Henry Gally Knight, F.R.S. (2 December 1786 – 9 February 1846) was a British M.P., traveller and writer.
He was the only son of Henry Gally (afterwards Gally Knight), barrister, of Langold, and was educated at Eton and Trinity Hall, Cambridge. He succeeded in 1808 to estates at Firbeck and Langold Park which his father had inherited in 1804 from his brother John Gally Knight.
He was appointed High Sheriff of Nottinghamshire for 1814–15.
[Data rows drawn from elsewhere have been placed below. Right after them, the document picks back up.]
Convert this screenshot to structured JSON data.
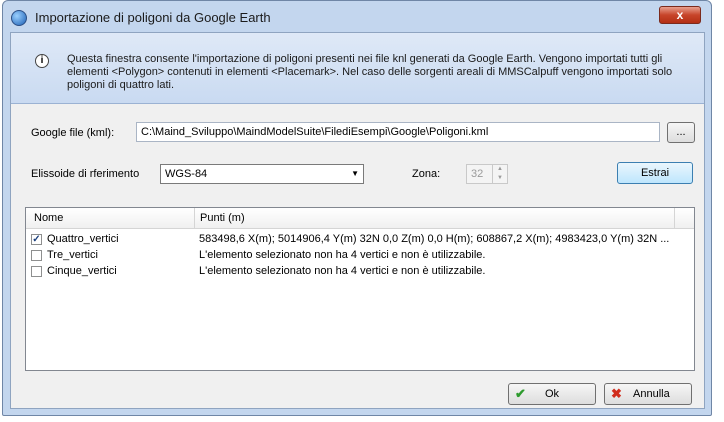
{
  "window": {
    "title": "Importazione di poligoni da Google Earth",
    "close_glyph": "x",
    "icon": "app-globe-icon"
  },
  "banner": {
    "icon": "info-icon",
    "text": "Questa finestra consente l'importazione di poligoni presenti nei file knl generati da Google Earth. Vengono importati tutti gli elementi <Polygon> contenuti in elementi <Placemark>. Nel caso delle sorgenti areali di MMSCalpuff vengono importati solo poligoni di quattro lati."
  },
  "file": {
    "label": "Google file (kml):",
    "value": "C:\\Maind_Sviluppo\\MaindModelSuite\\FilediEsempi\\Google\\Poligoni.kml",
    "browse_label": "..."
  },
  "ellipsoid": {
    "label": "Elissoide di rferimento",
    "value": "WGS-84"
  },
  "zone": {
    "label": "Zona:",
    "value": "32"
  },
  "extract_button": "Estrai",
  "table": {
    "columns": [
      "Nome",
      "Punti (m)"
    ],
    "rows": [
      {
        "checked": true,
        "name": "Quattro_vertici",
        "points": "583498,6 X(m); 5014906,4 Y(m) 32N  0,0 Z(m) 0,0 H(m); 608867,2 X(m); 4983423,0 Y(m) 32N  ..."
      },
      {
        "checked": false,
        "name": "Tre_vertici",
        "points": "L'elemento selezionato non ha 4 vertici e non è utilizzabile."
      },
      {
        "checked": false,
        "name": "Cinque_vertici",
        "points": "L'elemento selezionato non ha 4 vertici e non è utilizzabile."
      }
    ]
  },
  "footer": {
    "ok_label": "Ok",
    "cancel_label": "Annulla"
  }
}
He was the author of several Oriental tales, Ilderim, a Syrian Tale (1816), Phrosyne, a Grecian Tale, and Alashtar, an Arabian Tale (1817). He was also an authority on architecture, and wrote various works on the subject, including The Ecclesiastical Architecture of Italy, Hannibal in Bithynia and The Normans in Sicily, which brought him more reputation than his fictions. He was the nephew of the novelist Frances Jacson.
His best claim to fame may be the satirical poem "Ballad to the Tune of Salley in our Alley" by Lord Byron, in which Byron facetiously accuses him of being not only a poetaster, but a dandy as well.
He owned Firbeck Hall in Rotherham. Sir Walter Scott's novel Ivanhoe is set nearby, and Knight may have been Scott's source of local information when he was writing the book. He was admitted a Fellow of the Royal Society on 20 May 1841.
He married Henrietta, the daughter of Anthony Hardolph Eyre of Grove Park, Nottinghamshire and the widow of John Hardolph Eyre. They had no children.